Performance tuning and common pitfalls
ReplacingMergeTree performance depends heavily on how you structure inserts and configure merge behavior.
Too many small parts
Frequent small inserts create many small data parts on disk. ClickHouse has to track and merge all of them, which adds overhead to both merge operations and queries. You can monitor part count with this query:
SELECT
table,
count() AS parts_count,
sum(rows) AS total_rows
FROM system.parts
WHERE active AND table = 'user_activity'
GROUP BY table;
If you see hundreds or thousands of active parts, batch your inserts into larger groups. Aim for inserts of at least 10,000 rows, and preferably 100,000 or more for high-volume tables. For real-world production insights on managing parts and merges at scale, see our experience operating ClickHouse clusters.
Large partitions
The PARTITION BY
clause affects merge efficiency and FINAL
query performance. Large partitions with millions of rows take longer to merge and deduplicate at query time. With year-based partitioning, queries can process 2.35× faster compared to no partitioning. Monthly partitions work well for most use cases:
CREATE TABLE user_activity (
user_id UInt64,
activity_type String,
event_time DateTime,
version UInt64
) ENGINE = ReplacingMergeTree(version)
PARTITION BY toYYYYMM(event_time)
ORDER BY (user_id, activity_type);
This creates one partition per month, which keeps partition size manageable while still allowing efficient pruning for time-range queries.

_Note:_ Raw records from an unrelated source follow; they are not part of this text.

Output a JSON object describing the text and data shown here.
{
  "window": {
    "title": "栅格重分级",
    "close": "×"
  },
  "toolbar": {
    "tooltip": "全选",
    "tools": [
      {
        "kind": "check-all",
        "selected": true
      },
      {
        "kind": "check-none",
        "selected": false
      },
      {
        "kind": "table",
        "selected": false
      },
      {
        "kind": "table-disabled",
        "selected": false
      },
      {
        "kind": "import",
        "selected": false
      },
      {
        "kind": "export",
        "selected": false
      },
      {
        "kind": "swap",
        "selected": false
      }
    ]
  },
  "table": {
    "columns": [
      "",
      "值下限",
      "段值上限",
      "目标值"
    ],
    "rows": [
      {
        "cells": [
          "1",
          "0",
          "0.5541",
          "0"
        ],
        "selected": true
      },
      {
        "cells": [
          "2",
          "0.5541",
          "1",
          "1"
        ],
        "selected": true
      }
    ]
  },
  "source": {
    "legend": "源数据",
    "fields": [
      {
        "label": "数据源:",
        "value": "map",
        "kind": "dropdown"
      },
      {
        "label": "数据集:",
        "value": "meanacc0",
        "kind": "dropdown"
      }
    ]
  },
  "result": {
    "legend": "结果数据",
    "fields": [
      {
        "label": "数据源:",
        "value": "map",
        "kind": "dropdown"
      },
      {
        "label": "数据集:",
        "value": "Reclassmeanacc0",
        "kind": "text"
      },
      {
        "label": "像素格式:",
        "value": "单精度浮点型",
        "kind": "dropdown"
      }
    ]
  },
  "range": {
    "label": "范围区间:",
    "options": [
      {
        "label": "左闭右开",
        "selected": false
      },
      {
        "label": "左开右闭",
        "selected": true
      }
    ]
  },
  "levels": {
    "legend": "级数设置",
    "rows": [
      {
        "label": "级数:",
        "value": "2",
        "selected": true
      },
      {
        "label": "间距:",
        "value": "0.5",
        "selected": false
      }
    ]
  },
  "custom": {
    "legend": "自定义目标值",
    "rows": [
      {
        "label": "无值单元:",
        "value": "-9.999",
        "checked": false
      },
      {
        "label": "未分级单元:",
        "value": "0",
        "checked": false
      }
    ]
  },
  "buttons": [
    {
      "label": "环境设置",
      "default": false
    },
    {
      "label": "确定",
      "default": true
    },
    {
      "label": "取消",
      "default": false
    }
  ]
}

Streaming and CDC patterns with ReplacingMergeTree
ReplacingMergeTree works particularly well for ingesting data from streaming sources and change data capture systems. The engine's deduplication behavior naturally handles updates and overwrites from streaming data.
Kafka engine ingestion
The Kafka table engine feeds data directly into ReplacingMergeTree tables for real-time deduplication:
CREATE TABLE user_activity_kafka (
user_id UInt64,
activity_type String,
event_time DateTime,
version UInt64
) ENGINE = Kafka()
SETTINGS
kafka_broker_list = 'localhost:9092',
kafka_topic_list = 'user_activity',
kafka_group_name = 'clickhouse_consumer',
kafka_format = 'JSONEachRow';
CREATE MATERIALIZED VIEW user_activity_mv TO user_activity AS
SELECT * FROM user_activity_kafka;
This pattern continuously ingests from Kafka and writes to your ReplacingMergeTree table. The materialized view handles the data flow automatically.
Upserts from PostgreSQL CDC
Change data capture from PostgreSQL or other OLTP databases produces a stream of inserts, updates, and deletes. ReplacingMergeTree handles this stream naturally when you use transaction IDs or LSN (Log Sequence Numbers) as version columns:
CREATE TABLE products (
product_id UInt64,
name String,
price Decimal(10, 2),
updated_at DateTime,
postgres_lsn UInt64,
sign Int8
) ENGINE = ReplacingMergeTree(postgres_lsn, sign)
ORDER BY product_id;
Your CDC tool inserts each change event with the LSN as the version. Updates overwrite previous versions, and deletes insert a row with sign = -1
.
Faster time to production with Tinybird
Tinybird handles the infrastructure complexity of running ReplacingMergeTree tables in production. The platform manages merge optimization, monitoring, and scaling automatically so you can focus on your application logic rather than cluster operations.
When you deploy a ReplacingMergeTree table to Tinybird, the service handles part management, merge scheduling, and resource allocation. The platform provides built-in observability for tracking merge activity, part counts, and deduplication status through the Tinybird console.
Sign up for a free Tinybird account to try ReplacingMergeTree without managing infrastructure. The platform includes managed ingestion from Kafka, PostgreSQL, and other sources, plus hosted API endpoints for querying your deduplicated data.
FAQs about ReplacingMergeTree
Can I query ReplacingMergeTree without using FINAL?
Yes, regular SELECT
queries work but may return duplicate rows until background merges complete. Use FINAL
only when you need guaranteed deduplication, keeping in mind the performance overhead.
How do I backfill historical data without breaking merges?
Insert historical data in chronological order with proper version numbers. Consider using INSERT INTO ... SELECT
with ORDER BY
to maintain version sequence, and batch large backfills to avoid creating too many small parts./